11th grader Yusra Shamsoddine is excited to have a black president:
"He probably thought he wouldn't be president because of his skin color, but look he did, so he let everyone know that you can do what you put your mind to."
But 12th grader Gerald Nwosu says Obama's race is less important than what he accomplishes.
"I expect not only for him to not just bring hope, that's too broad. i also expect him to bring financial reforms and also fix health care.
PLATFORM 2'S MANIFESTO SLAM
I'm Andrea Shea and I'm in a green, bio-diesel bus driving around Boston.

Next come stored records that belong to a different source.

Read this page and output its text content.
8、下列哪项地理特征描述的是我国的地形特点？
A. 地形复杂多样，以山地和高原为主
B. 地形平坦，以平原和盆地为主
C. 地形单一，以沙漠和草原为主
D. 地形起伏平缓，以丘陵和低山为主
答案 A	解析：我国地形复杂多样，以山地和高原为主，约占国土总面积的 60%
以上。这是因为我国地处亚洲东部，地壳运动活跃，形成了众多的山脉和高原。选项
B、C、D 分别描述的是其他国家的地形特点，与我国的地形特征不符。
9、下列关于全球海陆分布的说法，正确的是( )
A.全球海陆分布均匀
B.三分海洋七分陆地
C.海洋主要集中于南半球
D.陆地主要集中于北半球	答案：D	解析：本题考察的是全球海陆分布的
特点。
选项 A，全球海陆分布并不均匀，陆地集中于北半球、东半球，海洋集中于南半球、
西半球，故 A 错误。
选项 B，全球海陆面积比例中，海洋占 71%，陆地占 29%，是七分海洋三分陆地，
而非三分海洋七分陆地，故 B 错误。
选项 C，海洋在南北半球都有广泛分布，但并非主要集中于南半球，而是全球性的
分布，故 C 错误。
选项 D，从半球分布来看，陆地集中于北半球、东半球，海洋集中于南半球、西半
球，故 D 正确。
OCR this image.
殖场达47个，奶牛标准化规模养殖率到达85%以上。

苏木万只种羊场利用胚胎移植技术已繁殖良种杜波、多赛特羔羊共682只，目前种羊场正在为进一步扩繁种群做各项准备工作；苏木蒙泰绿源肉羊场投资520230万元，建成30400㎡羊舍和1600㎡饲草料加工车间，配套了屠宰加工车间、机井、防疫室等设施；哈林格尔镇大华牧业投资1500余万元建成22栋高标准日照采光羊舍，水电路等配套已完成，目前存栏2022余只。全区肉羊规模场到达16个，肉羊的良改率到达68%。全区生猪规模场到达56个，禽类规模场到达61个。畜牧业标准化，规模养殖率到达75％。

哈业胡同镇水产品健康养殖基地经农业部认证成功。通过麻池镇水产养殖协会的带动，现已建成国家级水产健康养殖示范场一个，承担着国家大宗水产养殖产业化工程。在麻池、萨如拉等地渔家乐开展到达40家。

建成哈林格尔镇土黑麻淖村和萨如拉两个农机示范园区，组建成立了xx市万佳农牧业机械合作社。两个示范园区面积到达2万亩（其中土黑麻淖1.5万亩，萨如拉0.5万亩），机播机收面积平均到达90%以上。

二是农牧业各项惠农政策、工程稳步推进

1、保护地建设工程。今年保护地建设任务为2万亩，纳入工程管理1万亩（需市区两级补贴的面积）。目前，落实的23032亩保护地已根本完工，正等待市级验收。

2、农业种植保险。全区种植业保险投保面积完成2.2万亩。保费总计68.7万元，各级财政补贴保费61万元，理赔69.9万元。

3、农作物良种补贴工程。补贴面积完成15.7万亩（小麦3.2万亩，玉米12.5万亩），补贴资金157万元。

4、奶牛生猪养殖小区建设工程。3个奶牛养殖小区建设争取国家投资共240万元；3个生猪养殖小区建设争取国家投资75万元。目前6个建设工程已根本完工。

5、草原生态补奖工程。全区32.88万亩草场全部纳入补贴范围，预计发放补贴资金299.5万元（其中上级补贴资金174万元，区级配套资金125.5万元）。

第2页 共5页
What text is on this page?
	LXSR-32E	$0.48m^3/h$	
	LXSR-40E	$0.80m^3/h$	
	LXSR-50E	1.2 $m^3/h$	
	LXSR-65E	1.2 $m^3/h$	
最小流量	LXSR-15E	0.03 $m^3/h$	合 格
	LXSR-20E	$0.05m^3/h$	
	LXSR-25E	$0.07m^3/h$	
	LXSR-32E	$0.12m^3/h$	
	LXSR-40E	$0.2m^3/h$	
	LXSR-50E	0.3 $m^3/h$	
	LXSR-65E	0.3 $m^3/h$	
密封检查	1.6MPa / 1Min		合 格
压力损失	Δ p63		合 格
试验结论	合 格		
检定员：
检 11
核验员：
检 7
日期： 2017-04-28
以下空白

Nearly two dozen bundled up people are here, taking turns on a soap box: reading, singing, even screaming their thoughts in this "Manifesto Slam" to celebrate Obama's inauguration.
SONG MANIFESTO: "Hey welcome to our new world Barack Obama, Barack Barack Obama..."
"I'm Andi Sutton, and I’m with the artist collective Platform2, and the reason we're having a manifesto slam on a bus is that we're interested in gathering people to read their manifestos or their favorite manifestos, but also for others on the street to have access to that same kind of energy and excitement and sense of possibility."
MANIFESTO: "Power to the people…"
People outside can hear the manifestos too, through loud speakers rigged to the bus.
TEACHER MANIFESTO: "Value, trust, systems that work for all schools, for all kids. We owe it to ourselves, we owe it to the world."
In the coming weeks the artists here will send hard copies of these words and thoughts to the White House.
This program aired on January 21, 2009. The audio for this program is not available.